The SEC alleged that investors were solicited by the Advisors after they had acquired the brokerage practices from retiring investment advisors or through a sale of their business. After the business was acquired investors were told that their funds would be invested in companies with guaranteed dividends returns. However, the SEC alleges that the defendants stole $20 million of investor funds, paid $38.5 million in Ponzi payments to other investors, and transferred the remainder in transactions that the SEC believes was unrelated to the companies’ claimed businesses.
The SEC provides an example of the Advisors use of stolen investor funds. The SEC alleges that Santillo used stolen money to fund a jet-setting lifestyle including paying for housing in multiple states, car leases, expenditures at a country club and a Las Vegas resort and casino. The SEC alleged that Santillo at a nightclub in Las Vegas commissioned a song about himself where the lyrics refer to (Perry) Santillo as “King Perry.” The song also allegedly contained lyrics concerning Santillo’s lifestyle with his stolen funds as: “pop the champagne in L.A., New York to Florida; buy another bottle just to spray it all over ya.”

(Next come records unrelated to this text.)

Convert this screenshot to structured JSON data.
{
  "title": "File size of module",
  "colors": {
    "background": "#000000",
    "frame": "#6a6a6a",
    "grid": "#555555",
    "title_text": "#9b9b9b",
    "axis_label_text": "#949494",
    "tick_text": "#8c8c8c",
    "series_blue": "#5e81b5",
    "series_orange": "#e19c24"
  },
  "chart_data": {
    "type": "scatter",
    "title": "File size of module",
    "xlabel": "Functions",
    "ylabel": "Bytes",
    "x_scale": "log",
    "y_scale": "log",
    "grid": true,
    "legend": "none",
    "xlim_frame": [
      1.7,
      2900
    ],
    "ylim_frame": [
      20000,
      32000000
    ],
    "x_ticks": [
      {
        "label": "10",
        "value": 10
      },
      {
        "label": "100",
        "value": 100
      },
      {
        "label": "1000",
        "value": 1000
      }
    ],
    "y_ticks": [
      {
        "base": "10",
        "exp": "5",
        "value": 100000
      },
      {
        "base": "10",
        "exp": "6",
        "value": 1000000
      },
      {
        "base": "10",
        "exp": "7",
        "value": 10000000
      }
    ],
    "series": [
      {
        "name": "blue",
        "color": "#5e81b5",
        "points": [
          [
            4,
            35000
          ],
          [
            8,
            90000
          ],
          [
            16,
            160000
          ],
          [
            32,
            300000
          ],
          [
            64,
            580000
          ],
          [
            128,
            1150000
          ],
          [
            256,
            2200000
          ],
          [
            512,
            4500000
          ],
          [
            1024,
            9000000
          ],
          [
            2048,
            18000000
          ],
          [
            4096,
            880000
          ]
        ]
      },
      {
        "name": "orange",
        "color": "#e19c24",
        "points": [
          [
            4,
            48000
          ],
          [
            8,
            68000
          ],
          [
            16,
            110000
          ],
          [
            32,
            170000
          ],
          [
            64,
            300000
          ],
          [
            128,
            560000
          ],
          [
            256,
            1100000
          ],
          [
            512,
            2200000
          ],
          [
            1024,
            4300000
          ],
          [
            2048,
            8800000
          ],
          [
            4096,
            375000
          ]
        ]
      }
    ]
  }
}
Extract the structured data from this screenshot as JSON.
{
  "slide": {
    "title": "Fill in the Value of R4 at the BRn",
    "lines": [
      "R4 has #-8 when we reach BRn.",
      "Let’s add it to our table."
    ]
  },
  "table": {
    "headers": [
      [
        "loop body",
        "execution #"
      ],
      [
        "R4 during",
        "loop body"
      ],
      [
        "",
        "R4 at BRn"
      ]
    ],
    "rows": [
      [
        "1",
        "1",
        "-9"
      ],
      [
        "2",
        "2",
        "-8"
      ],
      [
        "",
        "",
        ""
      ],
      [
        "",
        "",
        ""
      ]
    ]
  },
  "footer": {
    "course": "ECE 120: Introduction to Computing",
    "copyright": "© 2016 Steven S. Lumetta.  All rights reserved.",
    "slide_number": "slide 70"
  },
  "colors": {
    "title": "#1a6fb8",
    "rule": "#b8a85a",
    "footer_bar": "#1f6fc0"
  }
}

If your investment advisor recommended investing with Perry Santillo, Christopher Parris, Paul LaRocco, John Piccarreto, or Thomas Brennen we would like to hear from you. The attorneys at Gana Weinstein LLP are experienced in representing investors in cases of investment fraud and brokerage firms failure to supervise their representatives. The federal securities laws and the FINRA rules require firms to monitor and supervise its employees in order to detect and prevent brokers from offering investments in this fashion. In order to properly supervise their brokers each firm is required to have procedures in order to monitor the activities of each advisor’s activities and interaction with the public. The sale of an advisor’s business to unscrupulous persons occurs where brokerage firms either fail to put in place a reasonable supervisory system or fail to actually implement that system.